La pelle della trota iridea contiene molti più omega-3 degli stessi filetti del pesce e si candida ad essere un prodotto di interesse alimentare. Lo rivela una ricerca su Waste and biomass valorization, condotta dall’Università di Firenze insieme all’Ateneo di Udine.
“Le autorità sanitarie mondiali – spiega la responsabile del team Giuliana Parisi, docente di acquacoltura nell’Ateneo fiorentino – raccomandano l’assunzione per individuo adulto di circa 500 mg al giorno di omega-3, in particolare dell’acido eicosapentaenoico (Epa) e docosaesaenoico (Dha): l’equivalente a 3,5 g a settimana.
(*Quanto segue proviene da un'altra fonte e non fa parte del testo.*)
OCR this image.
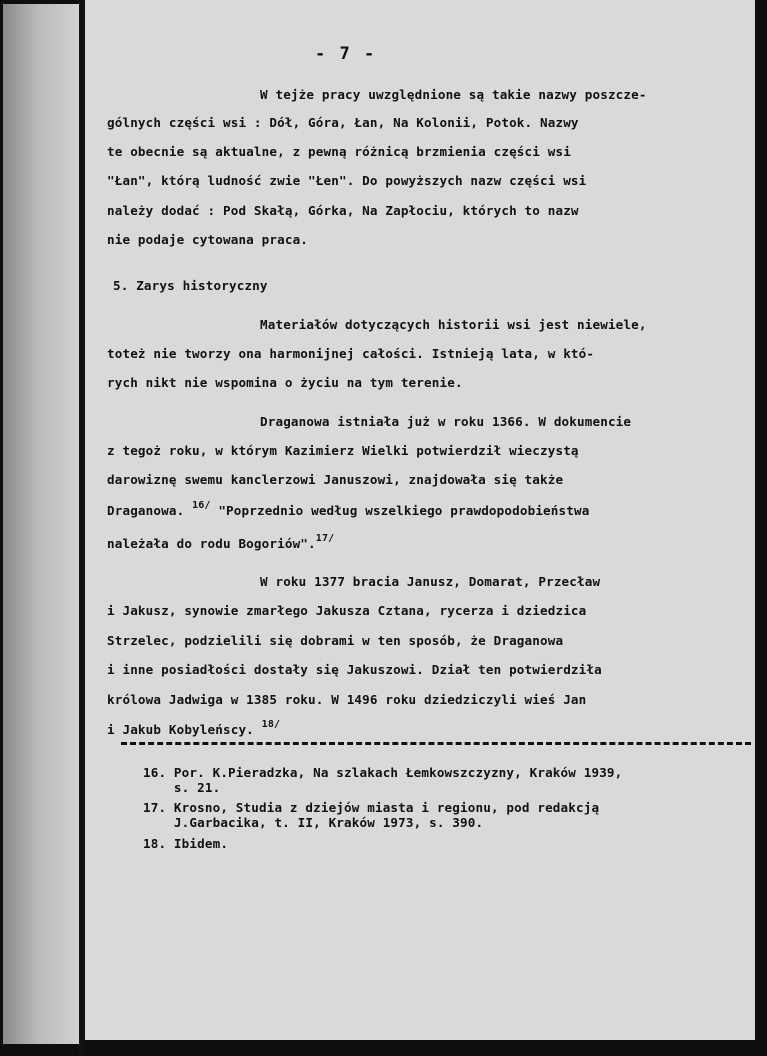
- 7 -
W tejże pracy uwzględnione są takie nazwy poszcze-
gólnych części wsi : Dół, Góra, Łan, Na Kolonii, Potok. Nazwy
te obecnie są aktualne, z pewną różnicą brzmienia części wsi
"Łan", którą ludność zwie "Łen". Do powyższych nazw części wsi
należy dodać : Pod Skałą, Górka, Na Zapłociu, których to nazw
nie podaje cytowana praca.
5. Zarys historyczny
Materiałów dotyczących historii wsi jest niewiele,
toteż nie tworzy ona harmonijnej całości. Istnieją lata, w któ-
rych nikt nie wspomina o życiu na tym terenie.
Draganowa istniała już w roku 1366. W dokumencie
z tegoż roku, w którym Kazimierz Wielki potwierdził wieczystą
darowiznę swemu kanclerzowi Januszowi, znajdowała się także
Draganowa. $^{16/}$ "Poprzednio według wszelkiego prawdopodobieństwa
należała do rodu Bogoriów".$^{17/}$
W roku 1377 bracia Janusz, Domarat, Przecław
i Jakusz, synowie zmarłego Jakusza Cztana, rycerza i dziedzica
Strzelec, podzielili się dobrami w ten sposób, że Draganowa
i inne posiadłości dostały się Jakuszowi. Dział ten potwierdziła
królowa Jadwiga w 1385 roku. W 1496 roku dziedziczyli wieś Jan
i Jakub Kobyleńscy. $^{18/}$
16. Por. K.Pieradzka, Na szlakach Łemkowszczyzny, Kraków 1939,
s. 21.
17. Krosno, Studia z dziejów miasta i regionu, pod redakcją
J.Garbacika, t. II, Kraków 1973, s. 390.
18. Ibidem.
Tale quantità è generalmente associata al consumo di circa 2-3 porzioni da 100 g di pesce”.
Ma molte specie non sono in grado di produrre ex novo gli acidi grassi Epa e Dha e devono pertanto introdurli con la dieta per poi accumularli nei loro tessuti e “negli ultimi 30 anni, a causa del depauperamento degli stock ittici naturali, gli ingredienti di origine marina sono stati fortemente ridotti e sono stati sostituiti con fonti proteiche (farine) e oli di origine vegetale.Questo cambiamento nei mangimi ha fatto sì che il contenuto di omega-3 nel pesce allevato si sia nel tempo ridotto“, precisa Giulia Secci, fra i ricercatori fiorentini insieme a Leonardo Bruni e Yara Husein.
Per aumentare l’approvvigionamento di Epa e Dha la strada sembra essere quella della valorizzazione dei sottoprodotti e della prevenzione dello spreco alimentare. “La pelle di trota – commenta Parisi – è una fonte preziosa di omega-3: il contenuto medio di omega-3 trovato in essa ammonta al 25% degli acidi grassi totali, a fronte del 15% contenuto nei filetti degli stessi animali. E la cosa più importante è che questa percentuale di omega-3 tende a restare costante nella pelle, a prescindere dalla dieta somministrata agli animali”.